Nike Faces $1bn Hit from Trump’s Trade Tariffs

For Nike, global manufacturing has always been a finely tuned operation – one that balances scale, cost and speed to market.
But under the weight of renewed US tariffs on China, Vietnam and Cambodia, that balance is tipping fast.
In the wake of President Donald Trump’s sweeping trade tariffs, sportswear giants like Nike and Adidas are confronting billion-dollar headwinds and making tough decisions about how and where they manufacture their goods.
At the heart of it all? The question of whether the world’s largest athletic brand can maintain its global production model without punishing its own margins.
“These tariffs represent a new and meaningful cost headwind,” says Matthew Friend, Nike’s CFO. “With the new tariff rates in place today, we estimate a gross incremental cost increase to Nike of approximately US$1bn. We intend to fully mitigate the impact of these headwinds over time.”
Manufacturing in the crosshairs
Tariffs aren’t just a political move – they're a manufacturing disruptor.
In 2024, almost 60% of Nike-branded apparel and a staggering 95% of Nike footwear came from Vietnam, China and Cambodia. These countries, long favoured for their low-cost labour and established infrastructure, are now facing steep tariff hikes, placing manufacturers and brands in a bind.
“Nike’s global supply chain was built for efficiency, not for resilience,” explains Kate Leaman, Chief Market Analyst at AvaTrade. “Brands are now paying the price for decades of supply chains optimised purely for cost. A shift out of China is under way, but it’s neither cheap nor quick.”
While China currently manufactures 16% of Nike footwear sold in the US, that number is set to drop fast. Matthew says the company plans to reduce that to the high single-digit range by the end of the 2026 fiscal year.
But relocating production isn't as simple as packing up and leaving. Manufacturers need trusted suppliers, skilled labour, logistics infrastructure and time.
Moving to lower-tariff countries like Indonesia or India may offer some relief, but each shift in geography adds complexity and risk to already strained supply chains.
“Margins will tighten. Supply chains will fragment,” Kate adds. “Some companies will thrive on agility and brand strength; others forced into costly reinventions – or risk irrelevance.”

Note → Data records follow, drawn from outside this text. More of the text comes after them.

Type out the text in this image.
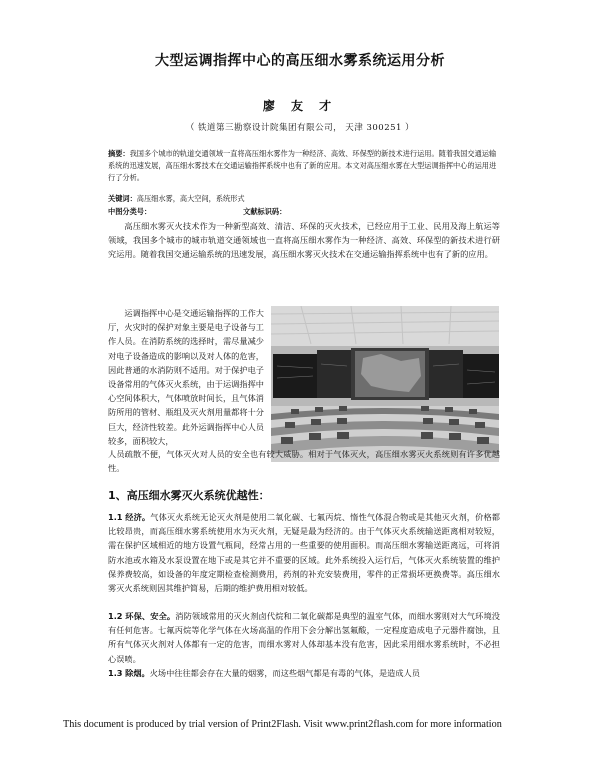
大型运调指挥中心的高压细水雾系统运用分析
廖 友 才
（ 铁道第三勘察设计院集团有限公司， 天津 300251 ）
摘要：我国多个城市的轨道交通领域一直将高压细水雾作为一种经济、高效、环保型的新技术进行运用。随着我国交通运输系统的迅速发展，高压细水雾技术在交通运输指挥系统中也有了新的应用。本文对高压细水雾在大型运调指挥中心的运用进行了分析。
关键词：高压细水雾，高大空间，系统形式
中图分类号：	文献标识码：
高压细水雾灭火技术作为一种新型高效、清洁、环保的灭火技术，已经应用于工业、民用及海上航运等领域，我国多个城市的城市轨道交通领域也一直将高压细水雾作为一种经济、高效、环保型的新技术进行研究运用。随着我国交通运输系统的迅速发展，高压细水雾灭火技术在交通运输指挥系统中也有了新的应用。
运调指挥中心是交通运输指挥的工作大厅，火灾时的保护对象主要是电子设备与工作人员。在消防系统的选择时，需尽量减少对电子设备造成的影响以及对人体的危害，因此普通的水消防则不适用。对于保护电子设备常用的气体灭火系统，由于运调指挥中心空间体积大，气体喷放时间长，且气体消防所用的管材、瓶组及灭火剂用量都将十分巨大，经济性较差。此外运调指挥中心人员较多，面积较大，
人员疏散不便，气体灭火对人员的安全也有较大威胁。相对于气体灭火，高压细水雾灭火系统则有许多优越性。
1、高压细水雾灭火系统优越性：
1.1 经济。气体灭火系统无论灭火剂是使用二氧化碳、七氟丙烷、惰性气体混合物或是其他灭火剂，价格都比较昂贵，而高压细水雾系统使用水为灭火剂，无疑是最为经济的。由于气体灭火系统输送距离相对较短，需在保护区域相近的地方设置气瓶间，经常占用的一些重要的使用面积。而高压细水雾输送距离远，可将消防水池或水箱及水泵设置在地下或是其它并不重要的区域。此外系统投入运行后，气体灭火系统装置的维护保养费较高，如设备的年度定期检查检测费用，药剂的补充安装费用，零件的正常损坏更换费等。高压细水雾灭火系统则因其维护简易，后期的维护费用相对较低。
1.2 环保、安全。消防领域常用的灭火剂卤代烷和二氧化碳都是典型的温室气体，而细水雾则对大气环境没有任何危害。七氟丙烷等化学气体在火场高温的作用下会分解出氢氟酸，一定程度造成电子元器件腐蚀，且所有气体灭火剂对人体都有一定的危害，而细水雾对人体却基本没有危害，因此采用细水雾系统时，不必担心误喷。
1.3 除烟。火场中往往都会存在大量的烟雾，而这些烟气都是有毒的气体，是造成人员
This document is produced by trial version of Print2Flash. Visit www.print2flash.com for more information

Rising costs, shrinking margins
For Nike, the short-term answer has been a familiar one: price hikes. Consumers are already feeling the pinch, with footwear prices up by as much as US$10 per pair and apparel increasing by US$2 to US$10. Nike says more hikes are on the way as the company adapts production to tariff pressures.
But while raising prices helps offset the immediate impact, it’s hardly a long-term fix – especially as consumer tolerance for inflation reaches its limit.
And yet, despite the turbulence, Nike’s financial performance remains surprisingly resilient. The company just posted US$11.1bn in revenue, its worst quarterly result in over three years – yet it still managed to beat earnings expectations, causing a 10% surge in stock price.
“Nike’s latest earnings told two stories at once,” Kate reflects. “Revenue fell, yet profits still topped estimates and the stock surged. It’s a paradox we’ll likely see repeated across global brands in the coming quarters.”
Industry in flux
Nike isn’t alone: Adidas, Puma and over 70 other footwear companies have joined the call for tariff exemptions.
A letter sent to the Trump administration earlier this year pleaded for relief from what the industry describes as an unfair burden. But relief remains uncertain, as Trump’s stance on trade continues to favour protectionism over compromise.
Meanwhile, Vietnam, the linchpin of global athletic footwear production, is now facing a 46% tariff increase. That could push more brands to consider reshoring manufacturing or diversifying to other regions entirely.
At a national level, the CSIS predicts these tariffs will raise US prices by 7.1% and shave 0.08% off US GDP – a hit that will ripple far beyond the walls of Nike’s factories.
For manufacturers caught in the crossfire, the message is clear: the age of ultra-lean, China-dependent supply chains is over.
As Nike charts a path forward, it must do more than pivot, it must reinvent how and where it makes the products that have defined its brand for decades.